Sam looked at her for a long second. “Carmen lives about twenty minutes from here.”

Bea’s hand went to her mouth.

“I might be able to make a phone call,” Sam said, and reached for the wine.

“What about you, Stella?” Sam said, turning to her. “What are you working on?”

Stella reached for the berries. “Photography. Documentary stuff, mostly. The Shack. People around town.”

“Black and white?”

“Mostly.”

Sam nodded once, took a sip, and looked at the canyon, which had gone the color of a bruise. “And how’s your father? Is he still doing the photography thing?”

“He’s a working photographer,” Stella said. “He has clients.”

The words sat there on the patio between the salad bag and the candle Sam had lit when the light went.

Sam took another sip, set the glass down, and turned back to Bea. “Tell me more about this show. June second? Where is it?”

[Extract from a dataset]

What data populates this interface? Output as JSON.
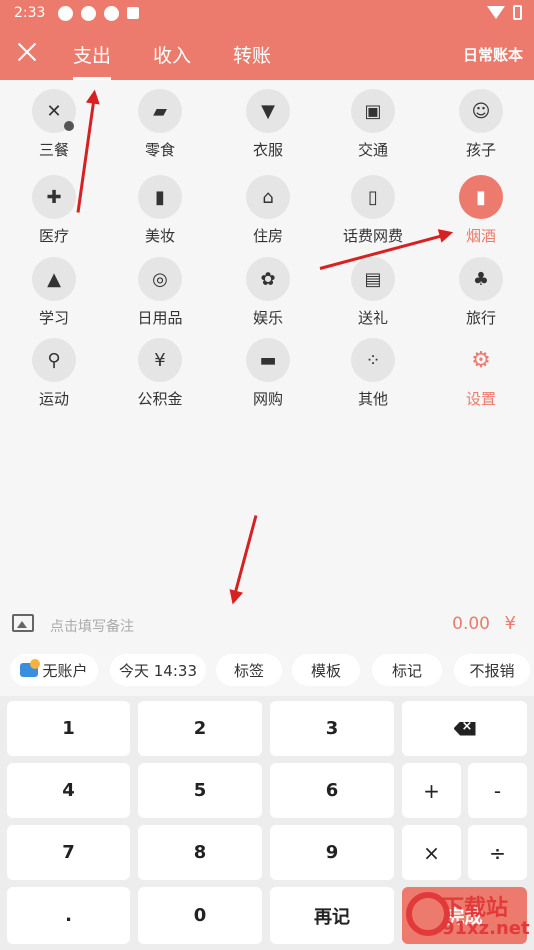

And Bea told her—about the Laguna Art Center, about Mr. Reeves, about the series she couldn’t decide on—and Sam listened and asked questions and poured more wine and the evening went on. Stella ate her berries and watched her grandmother light up for Bea and step back for everything else.

After dinner Sam refused help with cleanup. “You traveled. You just sit. I do this with music on and it’s the best part of my day.” She carried the soup pot and the pan inside and put on something that sounded like Cuban guitar from a speaker on the kitchen counter.

Then she came back out with three bowls and a bag from the freezer.

“I also have ice cream,” Sam said. “And I have—” She went back inside and returned with a jar of hot fudge, a can of whipped cream, and a bag of sprinkles in a container that looked like it had crossed state lines more than once. She seteverything on the patio table. “Dessert. Which is also an apology for dinner.”

“Dinner was fine,” Bea said.

“Dinner was Campbell’s. This is the real course.” Sam scooped ice cream into bowls and pushed the toppings toward them. “Help yourselves. Don’t be polite about it.”

Sam’s bowl ended up with hot fudge and whipped cream in a pile that collapsed sideways. Bea had hot fudge and the last of the sprinkles. Stella had mint chocolate chip, plain, no toppings.

Stella looked at the spread on the table—the ice cream, the toppings, the grandmother she’d never met handing out bowls on a patio—and something clicked.

“So, this is where it comes from,” she said quietly.

“Where what comes from?” Sam asked, licking hot fudge off her thumb.

“Nothing.” Stella took a bite of her ice cream. “Family thing.”

Bea caught Stella’s eye across the table. The look that meant I caught that too. Stella looked away first.

“She’s amazing,” Bea said after Sam had taken the bowls inside.